For Immediate Release

Ramute Zukas, President Lithuanian American Community NY District

New York, January 19 — The Lithuanian American Community, New York District strongly condemns the announced decision of the Archdiocese of New York to close Our Lady of Vilnius Roman Catholic Church.  The announcement was not contained in diocesan press releases regarding a formal Parish Realignment Plan, but has been leaked in news reports.

“For many months, the parish community has attempted in vain to confirm rumors regarding the closing of this historic, diverse and vibrant parish,” Ramute Zukas, President of the Lithuanian American Community, New York District, said.  “Our parish administrator, Father Eugene Savicki, trustees and other parishioners have been stonewalled by the archdiocese at every turn as they have sought any authoritative information regarding this secretive process.  We are committed to challenging this shadowy decision, out of respect for both the current members of this faith community and the generations that built this beautiful church and sustained it over the course of the past 102 years.”

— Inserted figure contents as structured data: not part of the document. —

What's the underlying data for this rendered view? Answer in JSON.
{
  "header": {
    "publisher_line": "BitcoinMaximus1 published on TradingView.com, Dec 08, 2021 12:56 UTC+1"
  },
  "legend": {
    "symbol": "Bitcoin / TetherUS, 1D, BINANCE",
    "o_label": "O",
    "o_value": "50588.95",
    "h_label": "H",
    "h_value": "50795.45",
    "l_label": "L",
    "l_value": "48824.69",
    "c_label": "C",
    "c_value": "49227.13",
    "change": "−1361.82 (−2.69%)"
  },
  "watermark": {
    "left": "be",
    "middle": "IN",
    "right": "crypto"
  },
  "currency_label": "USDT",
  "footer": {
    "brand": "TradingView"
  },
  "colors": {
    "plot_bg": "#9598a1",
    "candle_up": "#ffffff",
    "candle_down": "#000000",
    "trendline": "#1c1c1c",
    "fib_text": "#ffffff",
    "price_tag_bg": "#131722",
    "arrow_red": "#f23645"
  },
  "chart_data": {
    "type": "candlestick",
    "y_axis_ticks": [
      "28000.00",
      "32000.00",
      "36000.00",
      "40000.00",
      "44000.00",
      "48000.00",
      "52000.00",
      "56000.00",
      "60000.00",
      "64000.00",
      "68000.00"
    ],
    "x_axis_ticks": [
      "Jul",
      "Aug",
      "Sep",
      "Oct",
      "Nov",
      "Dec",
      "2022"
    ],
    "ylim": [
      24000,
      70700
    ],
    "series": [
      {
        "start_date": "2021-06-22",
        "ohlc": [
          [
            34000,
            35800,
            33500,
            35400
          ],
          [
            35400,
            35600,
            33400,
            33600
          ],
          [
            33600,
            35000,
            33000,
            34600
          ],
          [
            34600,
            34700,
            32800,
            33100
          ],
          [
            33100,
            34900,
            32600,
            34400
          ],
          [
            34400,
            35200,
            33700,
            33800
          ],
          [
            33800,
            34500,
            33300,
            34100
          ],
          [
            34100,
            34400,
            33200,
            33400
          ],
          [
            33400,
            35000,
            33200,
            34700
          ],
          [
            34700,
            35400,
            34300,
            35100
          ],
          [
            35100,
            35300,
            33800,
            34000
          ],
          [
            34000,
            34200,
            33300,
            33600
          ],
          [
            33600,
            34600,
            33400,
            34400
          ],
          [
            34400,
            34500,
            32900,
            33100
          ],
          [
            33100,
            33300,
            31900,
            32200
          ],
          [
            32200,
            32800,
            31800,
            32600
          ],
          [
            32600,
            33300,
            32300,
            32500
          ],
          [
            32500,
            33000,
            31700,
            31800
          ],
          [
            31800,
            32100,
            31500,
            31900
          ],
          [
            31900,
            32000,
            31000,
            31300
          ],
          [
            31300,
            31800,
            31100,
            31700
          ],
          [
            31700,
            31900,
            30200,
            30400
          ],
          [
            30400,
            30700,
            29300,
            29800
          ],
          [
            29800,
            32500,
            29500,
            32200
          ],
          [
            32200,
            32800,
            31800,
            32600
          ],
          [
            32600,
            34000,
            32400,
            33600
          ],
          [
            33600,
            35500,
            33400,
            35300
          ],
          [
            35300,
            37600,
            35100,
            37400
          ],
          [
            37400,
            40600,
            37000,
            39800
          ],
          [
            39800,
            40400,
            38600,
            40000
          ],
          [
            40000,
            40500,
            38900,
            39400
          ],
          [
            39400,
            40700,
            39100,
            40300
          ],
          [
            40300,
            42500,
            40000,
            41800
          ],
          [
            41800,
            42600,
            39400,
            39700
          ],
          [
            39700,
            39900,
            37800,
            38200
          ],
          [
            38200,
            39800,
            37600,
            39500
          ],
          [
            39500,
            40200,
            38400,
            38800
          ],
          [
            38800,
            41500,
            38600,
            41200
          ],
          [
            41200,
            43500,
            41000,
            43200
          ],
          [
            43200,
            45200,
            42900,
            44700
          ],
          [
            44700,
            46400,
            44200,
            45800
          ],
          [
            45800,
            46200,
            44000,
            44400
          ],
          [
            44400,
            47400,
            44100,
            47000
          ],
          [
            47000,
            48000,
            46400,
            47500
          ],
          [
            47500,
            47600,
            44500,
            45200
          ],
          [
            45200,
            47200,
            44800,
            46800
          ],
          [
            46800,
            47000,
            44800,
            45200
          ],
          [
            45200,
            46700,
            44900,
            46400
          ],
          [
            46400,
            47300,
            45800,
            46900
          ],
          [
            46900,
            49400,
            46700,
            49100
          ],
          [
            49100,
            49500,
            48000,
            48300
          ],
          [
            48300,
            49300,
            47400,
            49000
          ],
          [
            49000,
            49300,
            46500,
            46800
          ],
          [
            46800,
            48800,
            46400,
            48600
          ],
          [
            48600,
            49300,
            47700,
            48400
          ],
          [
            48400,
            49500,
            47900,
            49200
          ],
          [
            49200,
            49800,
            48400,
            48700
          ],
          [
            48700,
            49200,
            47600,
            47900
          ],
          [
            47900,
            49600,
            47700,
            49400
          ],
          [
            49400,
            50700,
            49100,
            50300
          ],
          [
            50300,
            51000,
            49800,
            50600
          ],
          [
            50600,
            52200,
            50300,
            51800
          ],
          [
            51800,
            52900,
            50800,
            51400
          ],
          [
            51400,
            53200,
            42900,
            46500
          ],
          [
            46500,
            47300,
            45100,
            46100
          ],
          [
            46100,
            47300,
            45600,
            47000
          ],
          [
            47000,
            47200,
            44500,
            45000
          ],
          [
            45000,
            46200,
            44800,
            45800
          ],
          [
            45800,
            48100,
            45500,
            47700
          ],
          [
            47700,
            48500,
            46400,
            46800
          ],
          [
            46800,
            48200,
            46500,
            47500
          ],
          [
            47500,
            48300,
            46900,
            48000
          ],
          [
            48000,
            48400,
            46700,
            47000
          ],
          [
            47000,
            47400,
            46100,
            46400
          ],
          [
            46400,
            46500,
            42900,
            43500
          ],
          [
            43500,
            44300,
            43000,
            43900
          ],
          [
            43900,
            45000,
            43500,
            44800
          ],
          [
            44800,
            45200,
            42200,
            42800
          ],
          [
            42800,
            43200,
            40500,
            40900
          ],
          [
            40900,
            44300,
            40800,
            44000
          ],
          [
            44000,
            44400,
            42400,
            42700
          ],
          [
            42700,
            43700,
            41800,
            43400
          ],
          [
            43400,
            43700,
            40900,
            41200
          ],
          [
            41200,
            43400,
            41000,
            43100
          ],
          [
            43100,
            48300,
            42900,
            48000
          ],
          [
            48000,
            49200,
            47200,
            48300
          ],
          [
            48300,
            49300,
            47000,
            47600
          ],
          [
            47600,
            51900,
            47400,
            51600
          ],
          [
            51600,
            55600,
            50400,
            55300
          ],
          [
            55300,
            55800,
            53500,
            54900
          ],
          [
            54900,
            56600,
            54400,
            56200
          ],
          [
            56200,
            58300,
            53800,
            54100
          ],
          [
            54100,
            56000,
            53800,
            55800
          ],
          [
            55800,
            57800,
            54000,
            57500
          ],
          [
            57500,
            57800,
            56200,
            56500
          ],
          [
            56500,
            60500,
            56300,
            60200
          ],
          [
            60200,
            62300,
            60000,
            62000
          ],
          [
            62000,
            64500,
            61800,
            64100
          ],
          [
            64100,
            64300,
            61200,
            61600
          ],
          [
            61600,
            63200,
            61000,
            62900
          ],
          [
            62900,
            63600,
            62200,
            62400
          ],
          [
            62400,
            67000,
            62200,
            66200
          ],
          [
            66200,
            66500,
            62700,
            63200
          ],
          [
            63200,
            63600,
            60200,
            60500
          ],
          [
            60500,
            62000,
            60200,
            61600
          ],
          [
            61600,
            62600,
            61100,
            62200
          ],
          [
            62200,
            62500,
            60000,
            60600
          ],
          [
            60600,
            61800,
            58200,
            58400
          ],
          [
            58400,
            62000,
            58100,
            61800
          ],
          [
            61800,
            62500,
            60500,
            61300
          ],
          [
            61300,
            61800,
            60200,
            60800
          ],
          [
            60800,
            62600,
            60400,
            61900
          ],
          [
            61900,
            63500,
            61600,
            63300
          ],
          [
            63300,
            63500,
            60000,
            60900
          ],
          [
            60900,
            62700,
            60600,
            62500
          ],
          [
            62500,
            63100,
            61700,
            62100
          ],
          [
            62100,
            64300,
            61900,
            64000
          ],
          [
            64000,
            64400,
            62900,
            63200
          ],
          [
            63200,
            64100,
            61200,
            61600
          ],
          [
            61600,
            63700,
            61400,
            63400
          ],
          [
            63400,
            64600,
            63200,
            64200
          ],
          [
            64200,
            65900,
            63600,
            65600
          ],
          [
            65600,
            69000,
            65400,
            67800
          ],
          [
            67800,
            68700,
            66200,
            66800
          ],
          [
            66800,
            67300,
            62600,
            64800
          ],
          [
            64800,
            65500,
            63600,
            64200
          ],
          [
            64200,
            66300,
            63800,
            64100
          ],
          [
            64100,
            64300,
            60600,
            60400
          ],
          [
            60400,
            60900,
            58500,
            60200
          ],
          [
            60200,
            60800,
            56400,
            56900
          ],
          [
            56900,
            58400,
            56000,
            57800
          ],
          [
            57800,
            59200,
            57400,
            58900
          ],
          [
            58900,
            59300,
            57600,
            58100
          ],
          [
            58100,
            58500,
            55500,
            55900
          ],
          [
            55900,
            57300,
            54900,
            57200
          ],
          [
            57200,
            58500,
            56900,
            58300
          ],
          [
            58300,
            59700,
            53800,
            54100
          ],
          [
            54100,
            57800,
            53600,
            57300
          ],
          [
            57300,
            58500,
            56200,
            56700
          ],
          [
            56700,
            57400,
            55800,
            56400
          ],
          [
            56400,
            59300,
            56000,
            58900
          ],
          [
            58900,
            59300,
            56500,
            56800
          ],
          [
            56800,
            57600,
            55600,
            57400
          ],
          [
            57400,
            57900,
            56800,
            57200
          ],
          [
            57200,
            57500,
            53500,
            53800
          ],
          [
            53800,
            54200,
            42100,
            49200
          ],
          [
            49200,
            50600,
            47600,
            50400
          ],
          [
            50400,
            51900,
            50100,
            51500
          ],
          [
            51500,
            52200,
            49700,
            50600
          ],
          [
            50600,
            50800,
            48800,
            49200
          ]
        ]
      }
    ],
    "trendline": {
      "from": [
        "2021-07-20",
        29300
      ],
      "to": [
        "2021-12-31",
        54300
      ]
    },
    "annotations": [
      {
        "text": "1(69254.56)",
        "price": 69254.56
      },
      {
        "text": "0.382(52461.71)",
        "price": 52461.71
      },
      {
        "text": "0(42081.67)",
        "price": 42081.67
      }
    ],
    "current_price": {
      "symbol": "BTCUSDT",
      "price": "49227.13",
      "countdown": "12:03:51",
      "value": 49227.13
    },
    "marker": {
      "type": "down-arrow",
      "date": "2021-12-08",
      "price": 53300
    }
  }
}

Public outcry in response to the rumors has been expressed in thousands of signatures on an online petition ( OLV2006) and in letters and calls to the Archdiocese, which have not met with any definitive statements re-garding reasons, timeline or any other specifics.

Our Lady of Vilnius Roman Catholic Parish was founded in 1905 to serve the spiritual needs of immigrant Lithuanian Catholics.  Located on Broome Street at the entrance to the Holland Tunnel, it is the only Lithuanian parish in Manhattan. 

The church is a vibrant parish serving not only Lithuanians but a colorful and diverse group of parishioners from the lower downtown area. For over two years Mass has been held in the parish hall while awaiting insurance payments to repair minor damage to the church roof.  Such claims by individual parishes must be paid through the Archdiocese. 

“This jewel of a church represents the heart of the Lithuanian Community in Manhattan,” Zukas said.  “Crowds celebrating the Lady of Vilnius Feast Day and traditional Christmas Eve still come to this sacred Lithuanian Shrine even though they mostly have to crowd into the cramped basement and pour out onto the sidewalk.”